トラブルになり得る事項について、共通認識を確認することが覚書の目的です。したがって、事業を承継する側と引き継ぐ側の解釈の違いによって契約内容が不明確になった時こそ、覚書が役立ちます。

事業承継では、現経営者と後継者の間で取り決める事項が多いでしょう。また、会社の仕組みや従業員の雇用状況が変わることもあります。

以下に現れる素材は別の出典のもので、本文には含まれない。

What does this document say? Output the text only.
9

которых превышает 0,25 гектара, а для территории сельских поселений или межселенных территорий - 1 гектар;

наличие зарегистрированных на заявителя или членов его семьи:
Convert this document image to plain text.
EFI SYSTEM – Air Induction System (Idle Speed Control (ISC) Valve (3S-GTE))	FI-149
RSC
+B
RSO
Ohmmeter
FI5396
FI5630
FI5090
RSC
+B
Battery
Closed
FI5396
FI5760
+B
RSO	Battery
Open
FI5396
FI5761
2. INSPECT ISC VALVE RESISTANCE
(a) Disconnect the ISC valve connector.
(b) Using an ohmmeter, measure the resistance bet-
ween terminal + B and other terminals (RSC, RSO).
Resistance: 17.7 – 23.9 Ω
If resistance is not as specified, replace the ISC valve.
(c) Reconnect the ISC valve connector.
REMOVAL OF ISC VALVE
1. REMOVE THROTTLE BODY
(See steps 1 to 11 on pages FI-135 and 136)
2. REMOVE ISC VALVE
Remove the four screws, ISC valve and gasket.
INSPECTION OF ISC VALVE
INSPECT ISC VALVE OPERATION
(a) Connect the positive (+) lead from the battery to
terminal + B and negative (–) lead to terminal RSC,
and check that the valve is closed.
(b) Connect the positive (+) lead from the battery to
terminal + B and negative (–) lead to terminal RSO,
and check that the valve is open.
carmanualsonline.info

その他、取引先や金融機関との調整についても、何かと取り決めることがありはずです。

「契約書を交わすまでの間に権利や義務をはっきりさせたい」「社内のルールなので契約書を交わすほどでもない」といった時に、覚書を活用しましょう。

 

覚書に記載すべき項目

・事業譲渡について
・事業譲渡を実行する時期
・譲渡の条件
・資産などの譲渡
・負債の譲渡
・調査と資料の提供
・守秘義務について
・協議事項
・解除条件

覚書に記載すべき主な項目は、上記の9点です。

ここでは、例文とともに各項目について説明しますので、覚書を作成する際に参考にしてください(甲は承継する側、乙は承継される側)。

事業譲渡

甲は乙に、首都圏に展開される◎◎という事業を譲渡する。

事業譲渡の時期

甲は乙に対して、令和〇年〇〇月〇〇日までに事業を譲渡する。

譲渡条件

甲は乙に対して、◎◎社で運営されているすべての事業を譲渡する。

乙は、事業に関わる各支店の従業員をできる限り継続して雇用する。

資産などの譲渡

甲は、甲が運営する事業に関わるすべての資産を乙に譲渡する。

負債の譲渡

乙は、甲の事業に関連する買掛金、借入金、リース、その他の負債をすべて引き受ける。

調査と資料提供

乙は事業を引き継ぐにあたって、甲に対して必要な調査を行うことができる。

守秘義務

甲と乙は、当該の事業譲渡に関連する情報を一切外部に漏らさない。

協議事項

覚書に定めていない事項や疑義が生じた事項については、原契約に則って協議を行うものとする。

原契約に定めがない場合は、甲と乙、第三者の丙が協議して解決することとする。

解除条件

合理的な理由で協議が進まない場合は、甲と乙は覚書で合意した内容に基づいて解除を申し込むことができる。

 

まとめ

事業承継では株式譲渡や税金対策など複雑な手続きが生じることもあるため、契約を締結する前に事業を承継する側と引き継ぐ側の間で行われた協議で決まったことを、覚書として残しておいたほいうが良いでしょう。

口約束でも契約は有効ですが、覚書を残しておけば後にトラブルが発生しにくくなるので、おすすめです。

契約において地位などを移転する場合は、事業を承継する側と引き継ぐ側だけでなく、事業に関係する第三者の承諾も必要です。

なお、会社法では事業譲渡における債権者保護に関する規定はありませんが、事業譲渡においては債権者にもリスクが生じるため、民法の詐害行為取消権によって取り消しができるかどうかも確認しておきましょう。